Pulling up the state for its failure to impose even “minimum restrictions” to contain the epidemic when the test positivity rate has spiralled to 52% (the highest in the country), the high court of Bombay at Goa said travel to Goa would require a COVID-19 negative certificate from May 10. The order was “impractical to implement,” Sawant said, though Maharashtra next door imposed such restrictions on entry from Goa weeks ago.

 

 

“Is Goa on a suicide mission?” a leading physician who put out an appeal cautioning for better sense to prevail, asked.

“If you make SOPs (standard operating procedures) stricter and you harass tourists, which tourist will come to Goa? We have to take precautionary measures, but at the same time, you cannot stop business because COVID-19 cases are increasing.” This was the BJP’s ports minister Michael Lobo’s sentiment last month.

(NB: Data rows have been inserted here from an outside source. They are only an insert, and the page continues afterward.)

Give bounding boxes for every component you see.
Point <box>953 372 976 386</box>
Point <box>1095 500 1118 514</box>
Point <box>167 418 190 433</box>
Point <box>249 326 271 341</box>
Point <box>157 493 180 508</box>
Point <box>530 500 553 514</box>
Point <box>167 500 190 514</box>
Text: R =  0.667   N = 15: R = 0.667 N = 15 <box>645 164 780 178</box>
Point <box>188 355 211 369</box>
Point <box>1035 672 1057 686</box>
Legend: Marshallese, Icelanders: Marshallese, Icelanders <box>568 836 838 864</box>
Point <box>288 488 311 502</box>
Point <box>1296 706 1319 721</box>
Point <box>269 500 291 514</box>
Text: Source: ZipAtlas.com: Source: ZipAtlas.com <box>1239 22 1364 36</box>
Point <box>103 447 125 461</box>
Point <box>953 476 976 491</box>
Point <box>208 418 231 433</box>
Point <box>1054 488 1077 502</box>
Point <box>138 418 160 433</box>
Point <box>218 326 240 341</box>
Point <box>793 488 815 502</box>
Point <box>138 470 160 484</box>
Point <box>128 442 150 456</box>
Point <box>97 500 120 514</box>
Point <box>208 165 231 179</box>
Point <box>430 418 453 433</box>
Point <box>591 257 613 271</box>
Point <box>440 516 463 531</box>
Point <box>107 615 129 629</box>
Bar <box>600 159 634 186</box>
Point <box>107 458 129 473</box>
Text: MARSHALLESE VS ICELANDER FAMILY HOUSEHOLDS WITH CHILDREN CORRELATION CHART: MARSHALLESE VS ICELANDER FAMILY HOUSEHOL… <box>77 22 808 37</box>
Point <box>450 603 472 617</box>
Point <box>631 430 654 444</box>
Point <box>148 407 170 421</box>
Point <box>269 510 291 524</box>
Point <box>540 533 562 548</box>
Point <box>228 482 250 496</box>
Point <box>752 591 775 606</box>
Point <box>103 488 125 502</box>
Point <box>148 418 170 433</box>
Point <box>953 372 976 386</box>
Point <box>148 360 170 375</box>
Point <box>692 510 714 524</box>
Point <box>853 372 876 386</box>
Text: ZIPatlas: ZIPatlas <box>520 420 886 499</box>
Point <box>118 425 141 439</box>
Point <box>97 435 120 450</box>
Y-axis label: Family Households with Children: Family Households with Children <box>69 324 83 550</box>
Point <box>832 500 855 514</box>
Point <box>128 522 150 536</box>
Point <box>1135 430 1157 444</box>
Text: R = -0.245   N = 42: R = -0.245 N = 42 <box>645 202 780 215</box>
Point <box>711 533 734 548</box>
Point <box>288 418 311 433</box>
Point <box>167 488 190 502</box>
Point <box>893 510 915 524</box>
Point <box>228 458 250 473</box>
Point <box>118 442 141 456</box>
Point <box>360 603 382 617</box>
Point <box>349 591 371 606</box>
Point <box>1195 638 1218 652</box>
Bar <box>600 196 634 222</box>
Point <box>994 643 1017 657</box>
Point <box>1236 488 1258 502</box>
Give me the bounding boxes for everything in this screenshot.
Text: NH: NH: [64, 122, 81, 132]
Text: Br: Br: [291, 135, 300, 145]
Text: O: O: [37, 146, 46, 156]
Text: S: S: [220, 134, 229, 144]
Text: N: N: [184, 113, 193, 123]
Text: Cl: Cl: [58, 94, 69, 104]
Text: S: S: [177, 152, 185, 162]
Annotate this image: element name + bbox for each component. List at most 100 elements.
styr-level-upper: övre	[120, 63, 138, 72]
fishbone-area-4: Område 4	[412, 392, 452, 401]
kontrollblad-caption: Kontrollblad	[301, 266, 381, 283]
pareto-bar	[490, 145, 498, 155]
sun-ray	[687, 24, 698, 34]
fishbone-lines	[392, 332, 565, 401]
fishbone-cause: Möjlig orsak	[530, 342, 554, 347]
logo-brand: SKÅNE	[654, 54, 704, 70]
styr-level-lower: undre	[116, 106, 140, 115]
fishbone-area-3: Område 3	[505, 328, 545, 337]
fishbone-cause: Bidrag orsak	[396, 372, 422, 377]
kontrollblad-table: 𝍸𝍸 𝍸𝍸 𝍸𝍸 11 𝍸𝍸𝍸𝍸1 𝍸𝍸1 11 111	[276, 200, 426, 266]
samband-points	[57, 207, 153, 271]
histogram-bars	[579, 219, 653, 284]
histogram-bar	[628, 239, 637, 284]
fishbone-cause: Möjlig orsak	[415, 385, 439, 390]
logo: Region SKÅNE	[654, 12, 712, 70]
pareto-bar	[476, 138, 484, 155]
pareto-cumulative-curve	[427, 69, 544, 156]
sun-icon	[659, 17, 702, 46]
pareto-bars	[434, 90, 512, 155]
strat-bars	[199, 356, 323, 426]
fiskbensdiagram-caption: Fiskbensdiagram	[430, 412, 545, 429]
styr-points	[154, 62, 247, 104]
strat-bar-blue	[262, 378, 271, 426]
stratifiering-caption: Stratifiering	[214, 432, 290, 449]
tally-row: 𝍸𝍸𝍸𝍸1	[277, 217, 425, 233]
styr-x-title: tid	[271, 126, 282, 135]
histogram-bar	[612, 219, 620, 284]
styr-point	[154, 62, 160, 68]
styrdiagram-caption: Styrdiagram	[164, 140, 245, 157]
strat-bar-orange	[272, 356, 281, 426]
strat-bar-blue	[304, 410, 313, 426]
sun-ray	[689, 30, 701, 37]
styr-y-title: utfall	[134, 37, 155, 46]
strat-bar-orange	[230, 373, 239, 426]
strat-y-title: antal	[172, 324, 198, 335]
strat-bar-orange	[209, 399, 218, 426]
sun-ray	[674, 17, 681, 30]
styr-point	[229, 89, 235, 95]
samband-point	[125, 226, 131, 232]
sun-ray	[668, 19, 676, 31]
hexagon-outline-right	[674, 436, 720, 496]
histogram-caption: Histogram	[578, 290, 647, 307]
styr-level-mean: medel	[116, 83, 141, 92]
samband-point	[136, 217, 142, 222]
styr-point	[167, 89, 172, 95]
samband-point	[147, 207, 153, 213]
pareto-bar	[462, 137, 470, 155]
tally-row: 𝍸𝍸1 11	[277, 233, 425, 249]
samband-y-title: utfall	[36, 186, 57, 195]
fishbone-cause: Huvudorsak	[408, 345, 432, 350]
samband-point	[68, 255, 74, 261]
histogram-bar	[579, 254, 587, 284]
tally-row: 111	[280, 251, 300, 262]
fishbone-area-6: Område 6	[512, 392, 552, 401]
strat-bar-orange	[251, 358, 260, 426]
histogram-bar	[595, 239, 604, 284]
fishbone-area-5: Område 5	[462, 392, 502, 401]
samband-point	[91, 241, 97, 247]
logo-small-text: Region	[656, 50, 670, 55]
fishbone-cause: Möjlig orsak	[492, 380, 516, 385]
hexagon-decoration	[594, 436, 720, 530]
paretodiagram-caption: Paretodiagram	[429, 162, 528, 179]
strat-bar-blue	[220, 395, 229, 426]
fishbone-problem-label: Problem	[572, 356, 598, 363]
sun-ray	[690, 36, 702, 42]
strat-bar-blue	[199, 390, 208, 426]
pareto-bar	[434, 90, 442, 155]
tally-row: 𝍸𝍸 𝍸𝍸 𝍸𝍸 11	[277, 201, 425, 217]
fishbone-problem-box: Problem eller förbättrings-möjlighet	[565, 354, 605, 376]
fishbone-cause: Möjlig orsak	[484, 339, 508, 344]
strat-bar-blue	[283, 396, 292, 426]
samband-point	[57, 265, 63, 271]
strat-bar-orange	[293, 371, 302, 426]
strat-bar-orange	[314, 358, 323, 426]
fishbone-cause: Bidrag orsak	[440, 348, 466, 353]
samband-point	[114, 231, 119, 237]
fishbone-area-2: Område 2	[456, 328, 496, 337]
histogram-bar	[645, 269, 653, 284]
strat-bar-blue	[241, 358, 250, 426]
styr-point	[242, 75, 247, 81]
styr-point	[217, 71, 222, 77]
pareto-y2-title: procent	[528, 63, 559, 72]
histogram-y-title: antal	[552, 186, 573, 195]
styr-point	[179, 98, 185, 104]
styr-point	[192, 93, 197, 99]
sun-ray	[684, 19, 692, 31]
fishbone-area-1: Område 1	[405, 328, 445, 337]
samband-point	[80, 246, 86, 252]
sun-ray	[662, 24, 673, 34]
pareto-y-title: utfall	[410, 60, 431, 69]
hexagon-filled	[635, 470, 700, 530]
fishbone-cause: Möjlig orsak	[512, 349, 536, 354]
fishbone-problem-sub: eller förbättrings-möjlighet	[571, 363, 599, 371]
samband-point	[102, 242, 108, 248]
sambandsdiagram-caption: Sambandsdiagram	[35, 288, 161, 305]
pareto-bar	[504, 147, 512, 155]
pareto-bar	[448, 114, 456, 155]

No surprises there. Lobo’s Calangute constituency is powered by the engines of tourism. The minister owns a half dozen resorts and restaurants himself. By late April, Calangute was beginning to suffer the consequences of the heavy influx of mask-free tourists during a pandemic. Goa’s famous watering holes on the North Goa coast, Calangute, Baga, Candolim turned into hotspots of COVID-19 infections. 

In defiance of the CM’s SOPs, Lobo has now been compelled to impose a strict lockdown in all the panchayats in his constituency “to break the chain of infections”.  Dozens of other panchayats across Goa, including the ones in the chief minister’s constituency, Sanquelim, have followed suit, leaving Sawant to feebly protest that the “self-lockdowns” were likely to create panic. 

Bhivpachi garaz na” – ‘no need to worry’ – a Konkani phrase the Goa chief minister has often thrown about through the scale up of the pandemic best defines his inability to grasp the scale of the crisis and the gravity of the situation. To put it bluntly, he lacks not just competence and intelligence but sensitivity too.

Gloating over the BJP’s performance in recent elections to civic bodies – which turned out to be super-spreaders of the virus –Sawant basked in self-congratulatory advertisements that ran to full pages in the local dailies on his birthday (April 24) even as the virus devastated the state and overloaded its stretched healthcare system.

“We’re seeing three times the number of cremations we would normally handle in a month,” an official told The Wire. This grim figure underscored the incongruity of the double spread advertisement in The Navhind Times calling Sawant “an exemplary leader with uncommon wisdom and remarkable vision”.

Those two pages alone ran 11 photographs of the chief minister, some in four column size.

“The buck stops at the CM’s door. People are dying because of his mismanagement of the crisis. Sawant should show some self-respect and resign,” Goa Forward Party (GFP) leader Vijai Sardessai said. A GFP member is party to the slew of public interest petitions that resulted in the HC’s Thursday order. A pressure group close to Sawant attempted to pin the blame on health minister Vishvajit Rane instead.

 

Seen as an “outsider” within the saffron party, Vishvajit, the son of the former Congress chief minister Pratapsingh Rane flipped to the BJP in Manohar Parrikar’s time. “Rane at least understands what needs to be done, though he too could have done more after the warning that a second wave was likely to hit us,” a medical official said. 

The fact that civil society groups, lawyers and concerned citizens had to move courts to get the Goa government to act “in the public interest” during a crisis of this dimension ultimately shows the level of inadequacy and inertia in the state’s BJP leadership.